St. Valentiner Wildhotel hat eröffnet. Ideale Bedingungen für Wildtiere wurden im Hochwasserschutzbecken Haglergraben geschaffen.

Von NÖN Redaktion. Erstellt am 16. Januar 2021 (04:20)
Ehrenamtlich kümmerten sich zahlreiche Mitglieder der Jagd St. Valentin um das Setzen von rund 900 Sträuchern für das neue Wildhotel in Altenhofen. Am Bild (2. von rechts): Jagdleiter Michael Ströbitzer und (4. von rechts) VP-Stadtrat Karl Bunzenberger.
VP St. Valentin

Ein sogenanntes „Wildhotel“, in dem Insekten, Vögel und Wildtiere ideale Bedingungen vorfinden, wurde im Hochwasserschutz-Retentionsbecken Haglergraben in Altenhofen umgesetzt.
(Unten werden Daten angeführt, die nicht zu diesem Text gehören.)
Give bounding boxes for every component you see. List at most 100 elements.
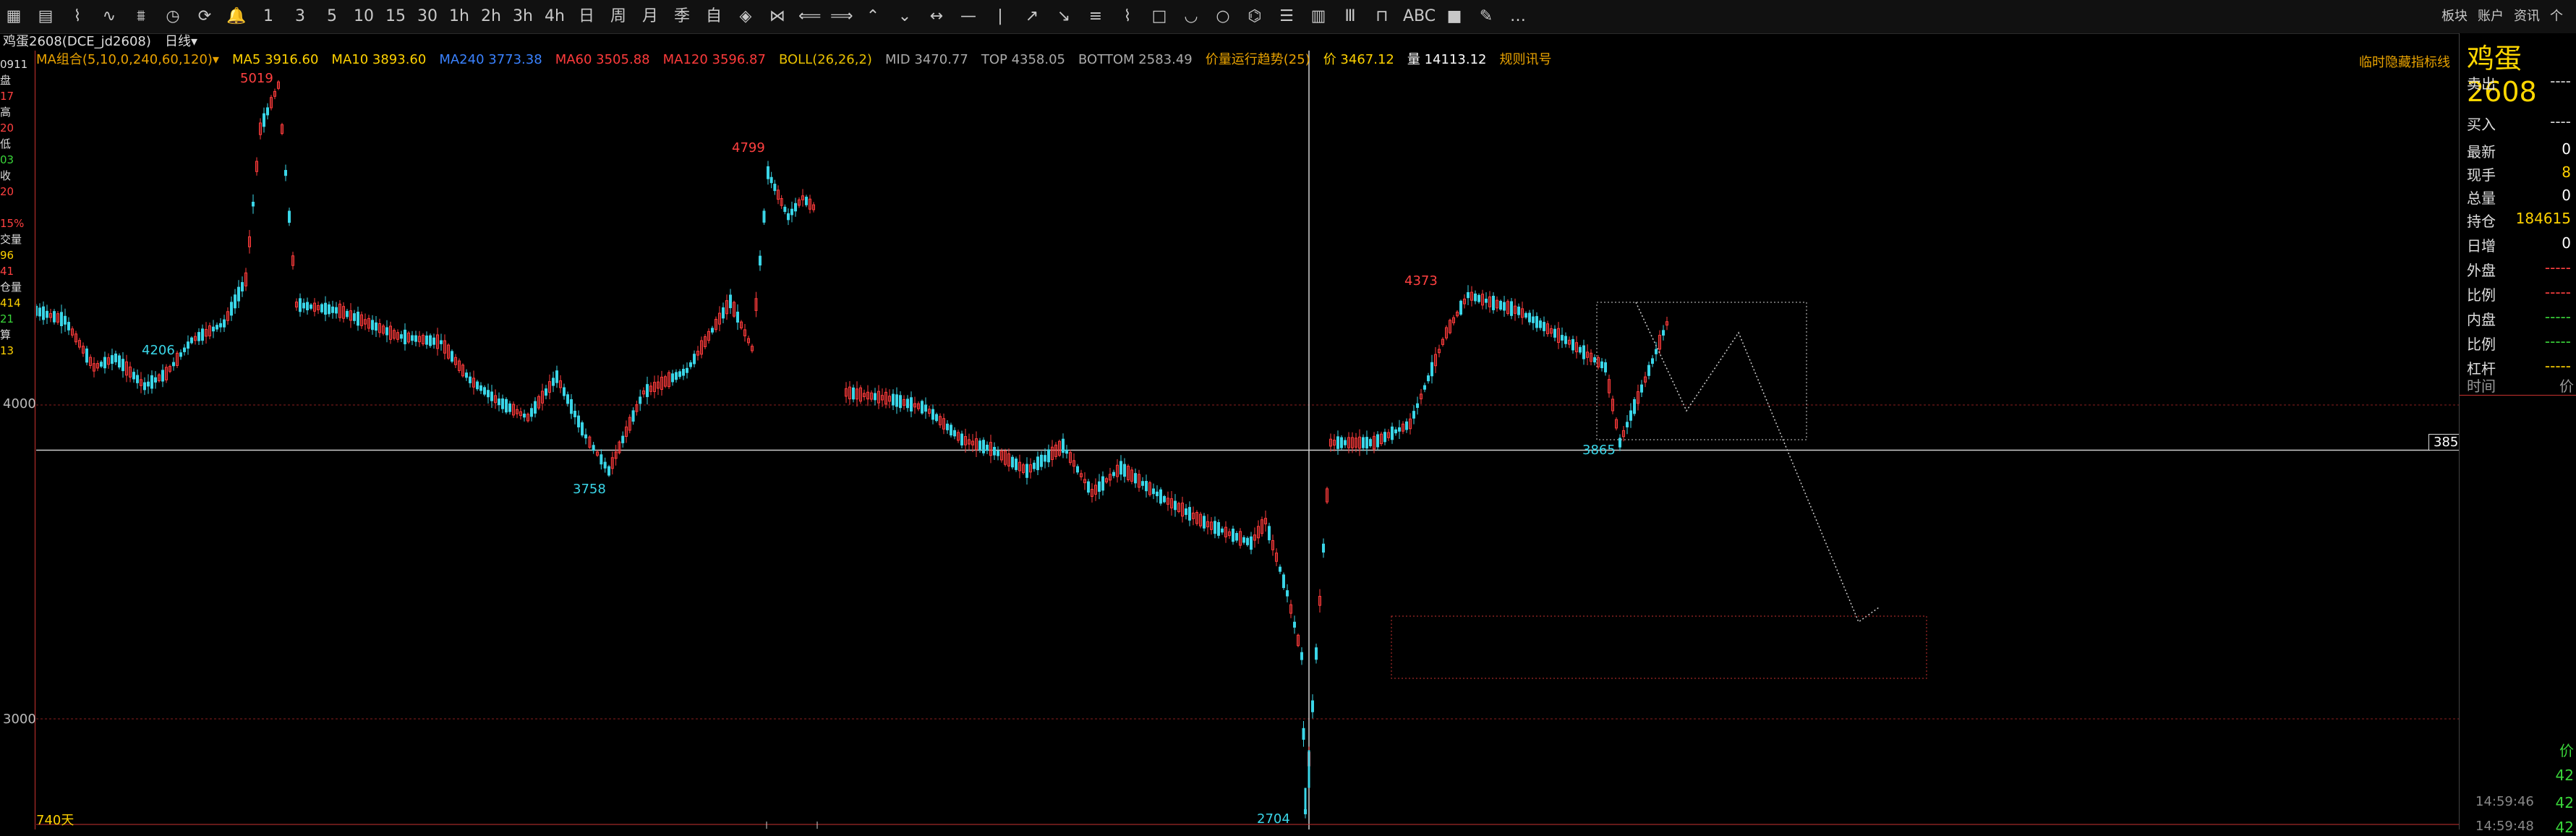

Die Idee des Wildhotels — nicht zu verwechseln mit einem Insektenhotel — wurde von Gärtnerin Brigitte Ströbitzer geboren. Es wurde gemeinsam mit der Jagd St. Valentin, der Gärtnerin und dem Projektbetreiber Wildbach- und Lawinenverbauung vom Bund geplant. 2019 wurde bereits ein Biotop/Wildtränke von der Jagd umgesetzt, damit das Wild weniger oft die Straße queren muss, um an Wasser zu gelangen.

Der weitere Schritt neben der Wildtränke, den Wildtieren Schutz und Nahrung zu geben, wurde jetzt verwirklicht. Die Wildbach- und Lawinenverbauung investiert rund 10.000 Euro in die Pflanzung von 200 Bäumen. Zudem schaffte die Jagd 900 Sträucher an – die Kosten werden zu 80 Prozent vom Landesjagdverband, EVN und Bund getragen. Die Restkosten samt Pflanzung übernehmen die Jäger.

VP-Stadtrat Karl Bunzenberger betont die Win-Win-Situation aus mehrfacher Sicht: Zum einen spart die Stadtgemeinde Geld, da die Jagd einen Teil der Pflege des Retentionsbeckens übernimmt, und die Jagd bekommt Flächen, die sie wildgerecht betreiben kann.